Golomb J, Wisoff J, Miller D C, Boksay I, Kluger A, Weiner H, Salton J, Graves W
Silberstein Aging and Dementia Research Center, New York University, University School of Medicine, New York, NY 10016, USA.
J Neurol Neurosurg Psychiatry. 2000 Jun;68(6):778-81. doi: 10.1136/jnnp.68.6.778.
The clinical impact of Alzheimer's disease pathology at biopsy was investigated in 56 cognitively impaired patients undergoing shunt surgery for idiopathic normal pressure hydrocephalus (NPH). Cognition was measured by means of the global deterioration scale (GDS), the mini mental status examination (MMSE) and a battery of six psychometric tests. Gait was assessed using objective measurements of velocity and the ambulatory index (AI). The prevalence of cases exhibiting neuritic plaques (positive biopsies) increased in parallel with dementia severity from 18% for patients with GDS 3 to 75% for patients with GDS scores > or =6. Patients with positive biopsies were more cognitively impaired (higher GDS and lower MMSE scores) as well as more gait impaired (higher AI scores and slower velocities) than patients with negative biopsies. After surgery, gait velocity and AI scores improved significantly and to a comparable degree for patients with and without positive biopsies. Similar proportions of positive and negative biopsy patients also had improved gait as assessed by means of subjective video tape comparisons. There were no significant differences between the biopsy groups in the magnitude of postoperative psychometric change or in the proportion of cases exhibiting improved urinary control. Alzheimer's disease pathology is a common source of comorbidity in older patients with idiopathic NPH where it contributes to the clinical impairment associated with this disorder. For patients accurately diagnosed with NPH, concomitant Alzheimer's disease pathology does not strongly influence the clinical response to shunt surgery.

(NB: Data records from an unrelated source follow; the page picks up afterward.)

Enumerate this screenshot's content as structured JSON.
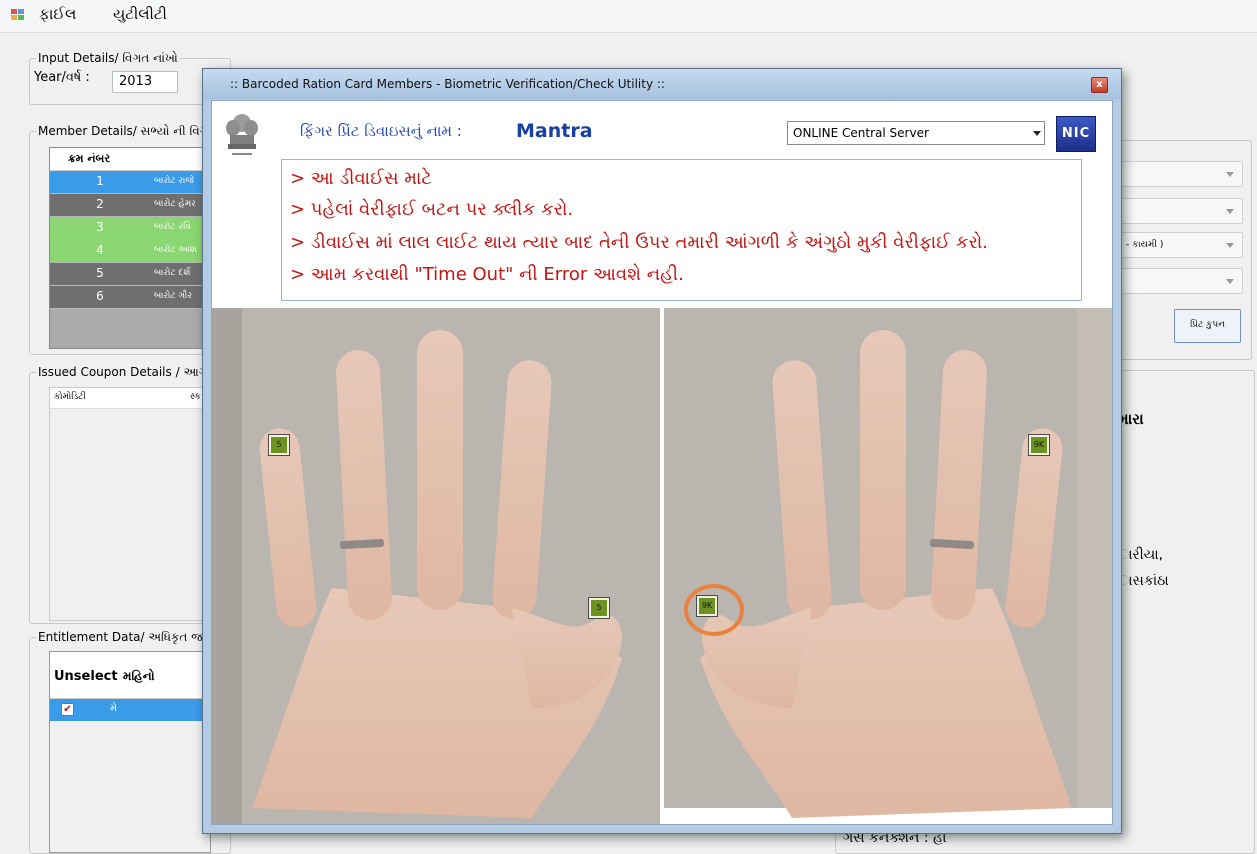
{
  "menu": {
    "items": [
      "ફાઈલ",
      "યુટીલીટી"
    ]
  },
  "input_details": {
    "group_title": "Input Details/ વિગત નાંખો",
    "year_label": "Year/વર્ષ :",
    "year_value": "2013"
  },
  "member_details": {
    "group_title": "Member Details/ સભ્યો ની વિગત",
    "column_header": "ક્રમ નંબર",
    "rows": [
      {
        "no": "1",
        "name": "બારોટ રાજે",
        "color": "#3a9ce8"
      },
      {
        "no": "2",
        "name": "બારોટ હેમર",
        "color": "#6f6f6f"
      },
      {
        "no": "3",
        "name": "બારોટ રવિ",
        "color": "#8ad672"
      },
      {
        "no": "4",
        "name": "બારોટ આશ",
        "color": "#8ad672"
      },
      {
        "no": "5",
        "name": "બારોટ દર્શ",
        "color": "#6f6f6f"
      },
      {
        "no": "6",
        "name": "બારોટ ગૌર",
        "color": "#6f6f6f"
      }
    ]
  },
  "issued_coupon": {
    "group_title": "Issued Coupon Details / આગા",
    "col1": "કોમોડિટી",
    "col2": "સ્ક"
  },
  "entitlement": {
    "group_title": "Entitlement Data/ અધિકૃત જથ્થા",
    "col1": "Unselect",
    "col2": "મહિનો",
    "row_month": "મે"
  },
  "right_panel": {
    "combo3_value": "- કાયમી )",
    "print_button": "પ્રિંટ કુપન",
    "heading_partial": "મારા",
    "address_line1": "ારીયા,",
    "address_line2": "ાસકાંઠા",
    "gas_connection": "ગેસ કનેક્શન : હા"
  },
  "dialog": {
    "title": ":: Barcoded Ration Card Members - Biometric Verification/Check Utility ::",
    "close_glyph": "x",
    "device_label": "ફિંગર પ્રિંટ ડિવાઇસનું નામ :",
    "device_name": "Mantra",
    "server_value": "ONLINE Central Server",
    "nic_logo": "NIC",
    "instructions": [
      "> આ ડીવાઈસ માટે",
      "> પહેલાં વેરીફાઈ બટન પર ક્લીક કરો.",
      "> ડીવાઈસ માં લાલ લાઈટ થાય ત્યાર બાદ તેની ઉપર તમારી આંગળી કે અંગુઠો મુકી વેરીફાઈ કરો.",
      "> આમ કરવાથી \"Time Out\" ની Error આવશે નહી."
    ],
    "finger_buttons": [
      "5",
      "5",
      "9K",
      "9K"
    ]
  },
  "colors": {
    "accent": "#3a9ce8",
    "instruction_text": "#c21515",
    "finger_button": "#6d9222",
    "highlight": "#e8823e"
  }
}
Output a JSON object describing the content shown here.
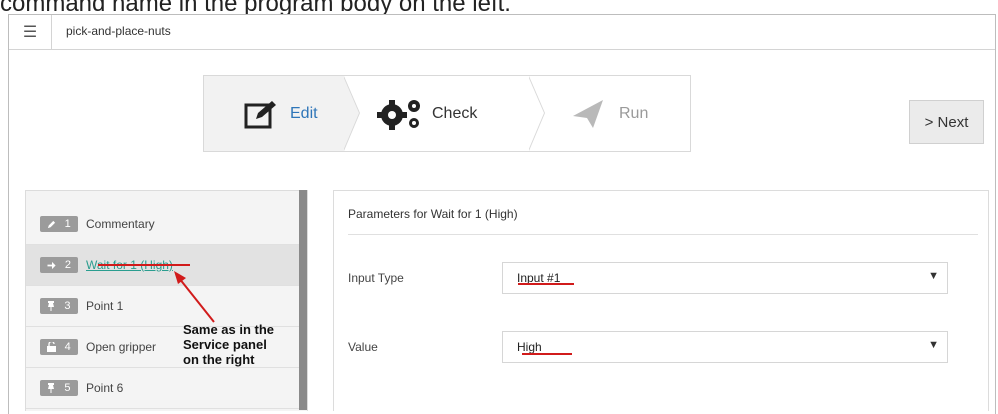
{
  "caption": "command name in the program body on the left.",
  "topbar": {
    "menu_icon": "hamburger-icon",
    "program_name": "pick-and-place-nuts"
  },
  "stepper": {
    "steps": [
      {
        "label": "Edit",
        "icon": "pencil-square-icon",
        "state": "active"
      },
      {
        "label": "Check",
        "icon": "gears-icon",
        "state": "normal"
      },
      {
        "label": "Run",
        "icon": "paper-plane-icon",
        "state": "disabled"
      }
    ]
  },
  "next_button": {
    "label": "> Next"
  },
  "commands": [
    {
      "number": "1",
      "icon": "pencil-icon",
      "label": "Commentary",
      "selected": false
    },
    {
      "number": "2",
      "icon": "sign-in-icon",
      "label": "Wait for 1 (High)",
      "selected": true
    },
    {
      "number": "3",
      "icon": "pin-icon",
      "label": "Point 1",
      "selected": false
    },
    {
      "number": "4",
      "icon": "unlock-icon",
      "label": "Open gripper",
      "selected": false
    },
    {
      "number": "5",
      "icon": "pin-icon",
      "label": "Point 6",
      "selected": false
    }
  ],
  "params": {
    "title": "Parameters for  Wait for 1 (High)",
    "input_type_label": "Input Type",
    "input_type_value": "Input #1",
    "value_label": "Value",
    "value_value": "High"
  },
  "annotation": {
    "text": "Same as in the\nService panel\non the right"
  },
  "colors": {
    "accent": "#2f76b9",
    "link": "#2a9d8f",
    "annotation": "#d11b1b",
    "badge": "#9b9b9b"
  }
}
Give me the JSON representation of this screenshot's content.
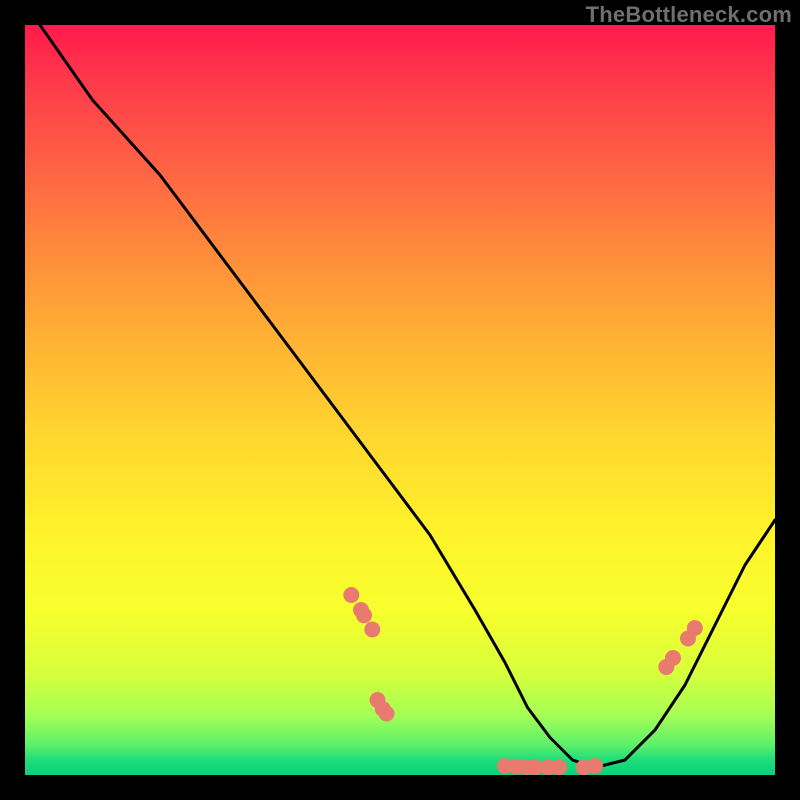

对56例因特发性正常压力脑积水(NPH)接受分流手术的认知障碍患者,研究了活检时阿尔茨海默病病理的临床影响。认知功能通过总体衰退量表(GDS)、简易精神状态检查(MMSE)以及一系列六项心理测量测试进行评估。步态通过速度和动态指数(AI)的客观测量进行评估。出现神经炎性斑块(活检阳性)的病例患病率随着痴呆严重程度的增加而平行上升,从GDS 3级患者的18%增至GDS评分≥6的患者的75%。与活检阴性的患者相比,活检阳性的患者认知功能障碍更严重(GDS更高、MMSE评分更低),步态障碍也更严重(AI评分更高、速度更慢)。术后,无论活检阳性与否,患者的步态速度和AI评分均显著改善且程度相当。通过主观录像带比较评估,活检阳性和阴性患者中步态改善的比例相似。活检组在术后心理测量变化的幅度或排尿控制改善病例的比例方面没有显著差异。阿尔茨海默病病理是老年特发性NPH患者共病的常见来源,它导致了与该疾病相关的临床损害。对于准确诊断为NPH的患者而言,合并的阿尔茨海默病病理对分流手术的临床反应没有强烈影响。